Photo: Josh Fisher/Fleet Owner
Volvo's New River Valley campus in Dublin, Va.

Volvo truck orders hit the brakes, 2020 markets set to slump

Oct. 18, 2019
Volvo expects next year’s North American market to decline by 29% and Europe by 14%.

(Bloomberg) — Volvo Group is preparing for more output cuts after forecasting a slump in truck deliveries next year in North America and Europe on weaker demand. The shares declined as much as 5%, the most in a year.

Orders for heavy trucks slumped 45% from a year earlier, more than analysts had expected, and deepening a drop from the second quarter. For next year, Volvo expects the North American market to decline by 29% and Europe by 14%, after above-average demand in both regions.

“The correction that we have anticipated is coming in our main markets,” CEO Martin Lundstedt said in Stockholm. “What we see for these markets is that they are coming down to a replacement level.”

Truckmakers are preparing for leaner times as the truck cycle turns. Last week, the IMF made a fifth-straight reduction to its 2019 global economic forecast, citing trade tensions for its weakest view since 2009. As a result, Volvo’s customers are holding back on investments, Lundstedt said, foreshadowing “action” to maintain “good” profitability.

What Bloomberg Intelligence says...

"Volvo looks set for a sharp deterioration in 2020 profitability, in our view, following its weakest truck order intake since the 2009 recession in 3Q, predicting European and U.S. markets will fall by 15-30% next year,” said Johnson Imode, BI Industrials analyst. Production levels are being adjusted, but inherent operating leverage — with profit doubling in the 2016-19 cycle — demonstrates the challenge faced."
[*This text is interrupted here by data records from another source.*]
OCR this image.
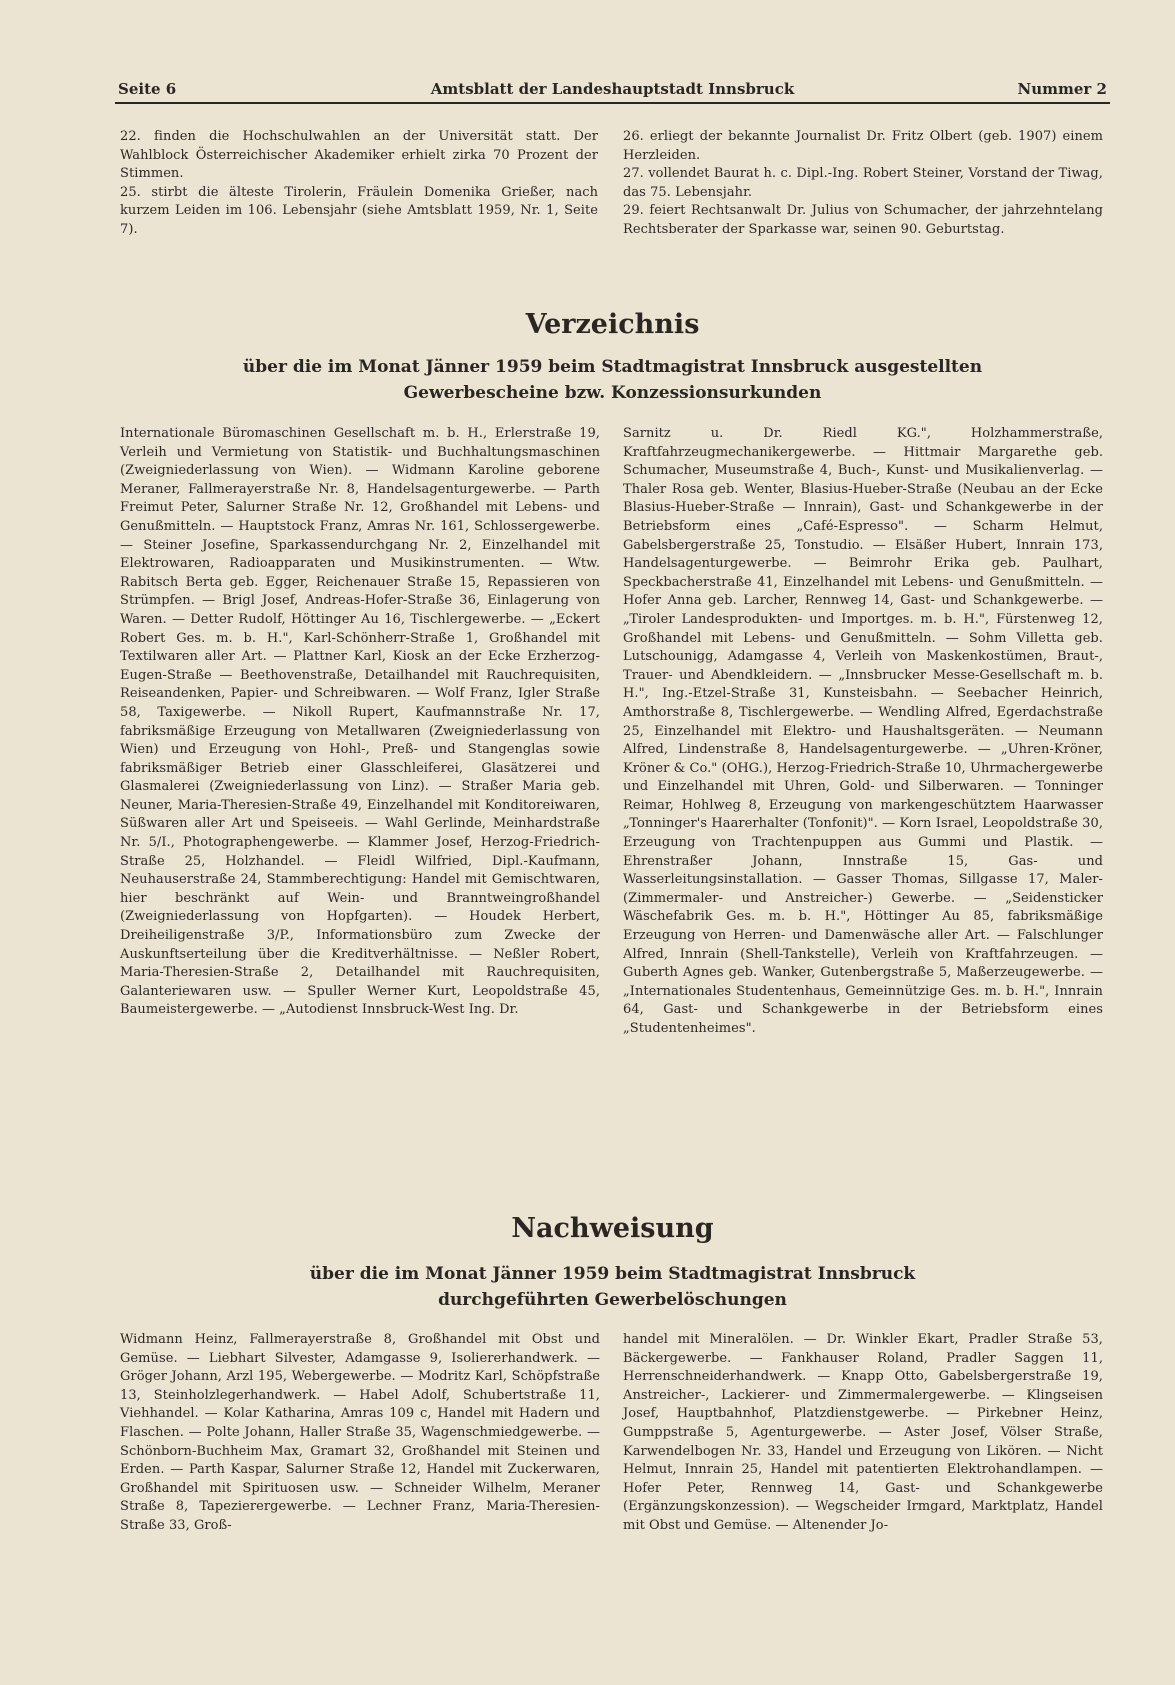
Seite 6	Amtsblatt der Landeshauptstadt Innsbruck	Nummer 2

22. finden die Hochschulwahlen an der Universität statt. Der Wahlblock Österreichischer Akademiker erhielt zirka 70 Prozent der Stimmen.

25. stirbt die älteste Tirolerin, Fräulein Domenika Grießer, nach kurzem Leiden im 106. Lebensjahr (siehe Amtsblatt 1959, Nr. 1, Seite 7).

26. erliegt der bekannte Journalist Dr. Fritz Olbert (geb. 1907) einem Herzleiden.

27. vollendet Baurat h. c. Dipl.-Ing. Robert Steiner, Vorstand der Tiwag, das 75. Lebensjahr.

29. feiert Rechtsanwalt Dr. Julius von Schumacher, der jahrzehntelang Rechtsberater der Sparkasse war, seinen 90. Geburtstag.

Verzeichnis
über die im Monat Jänner 1959 beim Stadtmagistrat Innsbruck ausgestellten
Gewerbescheine bzw. Konzessionsurkunden

Internationale Büromaschinen Gesellschaft m. b. H., Erlerstraße 19, Verleih und Vermietung von Statistik- und Buchhaltungsmaschinen (Zweigniederlassung von Wien). — Widmann Karoline geborene Meraner, Fallmerayerstraße Nr. 8, Handelsagenturgewerbe. — Parth Freimut Peter, Salurner Straße Nr. 12, Großhandel mit Lebens- und Genußmitteln. — Hauptstock Franz, Amras Nr. 161, Schlossergewerbe. — Steiner Josefine, Sparkassendurchgang Nr. 2, Einzelhandel mit Elektrowaren, Radioapparaten und Musikinstrumenten. — Wtw. Rabitsch Berta geb. Egger, Reichenauer Straße 15, Repassieren von Strümpfen. — Brigl Josef, Andreas-Hofer-Straße 36, Einlagerung von Waren. — Detter Rudolf, Höttinger Au 16, Tischlergewerbe. — „Eckert Robert Ges. m. b. H.", Karl-Schönherr-Straße 1, Großhandel mit Textilwaren aller Art. — Plattner Karl, Kiosk an der Ecke Erzherzog-Eugen-Straße — Beethovenstraße, Detailhandel mit Rauchrequisiten, Reiseandenken, Papier- und Schreibwaren. — Wolf Franz, Igler Straße 58, Taxigewerbe. — Nikoll Rupert, Kaufmannstraße Nr. 17, fabriksmäßige Erzeugung von Metallwaren (Zweigniederlassung von Wien) und Erzeugung von Hohl-, Preß- und Stangenglas sowie fabriksmäßiger Betrieb einer Glasschleiferei, Glasätzerei und Glasmalerei (Zweigniederlassung von Linz). — Straßer Maria geb. Neuner, Maria-Theresien-Straße 49, Einzelhandel mit Konditoreiwaren, Süßwaren aller Art und Speiseeis. — Wahl Gerlinde, Meinhardstraße Nr. 5/I., Photographengewerbe. — Klammer Josef, Herzog-Friedrich-Straße 25, Holzhandel. — Fleidl Wilfried, Dipl.-Kaufmann, Neuhauserstraße 24, Stammberechtigung: Handel mit Gemischtwaren, hier beschränkt auf Wein- und Branntweingroßhandel (Zweigniederlassung von Hopfgarten). — Houdek Herbert, Dreiheiligenstraße 3/P., Informationsbüro zum Zwecke der Auskunftserteilung über die Kreditverhältnisse. — Neßler Robert, Maria-Theresien-Straße 2, Detailhandel mit Rauchrequisiten, Galanteriewaren usw. — Spuller Werner Kurt, Leopoldstraße 45, Baumeistergewerbe. — „Autodienst Innsbruck-West Ing. Dr.

Sarnitz u. Dr. Riedl KG.", Holzhammerstraße, Kraftfahrzeugmechanikergewerbe. — Hittmair Margarethe geb. Schumacher, Museumstraße 4, Buch-, Kunst- und Musikalienverlag. — Thaler Rosa geb. Wenter, Blasius-Hueber-Straße (Neubau an der Ecke Blasius-Hueber-Straße — Innrain), Gast- und Schankgewerbe in der Betriebsform eines „Café-Espresso". — Scharm Helmut, Gabelsbergerstraße 25, Tonstudio. — Elsäßer Hubert, Innrain 173, Handelsagenturgewerbe. — Beimrohr Erika geb. Paulhart, Speckbacherstraße 41, Einzelhandel mit Lebens- und Genußmitteln. — Hofer Anna geb. Larcher, Rennweg 14, Gast- und Schankgewerbe. — „Tiroler Landesprodukten- und Importges. m. b. H.", Fürstenweg 12, Großhandel mit Lebens- und Genußmitteln. — Sohm Villetta geb. Lutschounigg, Adamgasse 4, Verleih von Maskenkostümen, Braut-, Trauer- und Abendkleidern. — „Innsbrucker Messe-Gesellschaft m. b. H.", Ing.-Etzel-Straße 31, Kunsteisbahn. — Seebacher Heinrich, Amthorstraße 8, Tischlergewerbe. — Wendling Alfred, Egerdachstraße 25, Einzelhandel mit Elektro- und Haushaltsgeräten. — Neumann Alfred, Lindenstraße 8, Handelsagenturgewerbe. — „Uhren-Kröner, Kröner & Co." (OHG.), Herzog-Friedrich-Straße 10, Uhrmachergewerbe und Einzelhandel mit Uhren, Gold- und Silberwaren. — Tonninger Reimar, Hohlweg 8, Erzeugung von markengeschütztem Haarwasser „Tonninger's Haarerhalter (Tonfonit)". — Korn Israel, Leopoldstraße 30, Erzeugung von Trachtenpuppen aus Gummi und Plastik. — Ehrenstraßer Johann, Innstraße 15, Gas- und Wasserleitungsinstallation. — Gasser Thomas, Sillgasse 17, Maler- (Zimmermaler- und Anstreicher-) Gewerbe. — „Seidensticker Wäschefabrik Ges. m. b. H.", Höttinger Au 85, fabriksmäßige Erzeugung von Herren- und Damenwäsche aller Art. — Falschlunger Alfred, Innrain (Shell-Tankstelle), Verleih von Kraftfahrzeugen. — Guberth Agnes geb. Wanker, Gutenbergstraße 5, Maßerzeugewerbe. — „Internationales Studentenhaus, Gemeinnützige Ges. m. b. H.", Innrain 64, Gast- und Schankgewerbe in der Betriebsform eines „Studentenheimes".

Nachweisung
über die im Monat Jänner 1959 beim Stadtmagistrat Innsbruck
durchgeführten Gewerbelöschungen

Widmann Heinz, Fallmerayerstraße 8, Großhandel mit Obst und Gemüse. — Liebhart Silvester, Adamgasse 9, Isoliererhandwerk. — Gröger Johann, Arzl 195, Webergewerbe. — Modritz Karl, Schöpfstraße 13, Steinholzlegerhandwerk. — Habel Adolf, Schubertstraße 11, Viehhandel. — Kolar Katharina, Amras 109 c, Handel mit Hadern und Flaschen. — Polte Johann, Haller Straße 35, Wagenschmiedgewerbe. — Schönborn-Buchheim Max, Gramart 32, Großhandel mit Steinen und Erden. — Parth Kaspar, Salurner Straße 12, Handel mit Zuckerwaren, Großhandel mit Spirituosen usw. — Schneider Wilhelm, Meraner Straße 8, Tapezierergewerbe. — Lechner Franz, Maria-Theresien-Straße 33, Groß-

handel mit Mineralölen. — Dr. Winkler Ekart, Pradler Straße 53, Bäckergewerbe. — Fankhauser Roland, Pradler Saggen 11, Herrenschneiderhandwerk. — Knapp Otto, Gabelsbergerstraße 19, Anstreicher-, Lackierer- und Zimmermalergewerbe. — Klingseisen Josef, Hauptbahnhof, Platzdienstgewerbe. — Pirkebner Heinz, Gumppstraße 5, Agenturgewerbe. — Aster Josef, Völser Straße, Karwendelbogen Nr. 33, Handel und Erzeugung von Likören. — Nicht Helmut, Innrain 25, Handel mit patentierten Elektrohandlampen. — Hofer Peter, Rennweg 14, Gast- und Schankgewerbe (Ergänzungskonzession). — Wegscheider Irmgard, Marktplatz, Handel mit Obst und Gemüse. — Altenender Jo-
The company still beat its own 10% margin target during the third quarter with a return of 11%, as Volvo factories clear significant backlog following a surge in orders over the last couple of years. This will help the CEO’s quest to defend profitability even as conditions weaken. Third-quarter adjusted operating profit rose to 10.9 billion Swedish kronor ($1.1 billion), beating analyst expectations.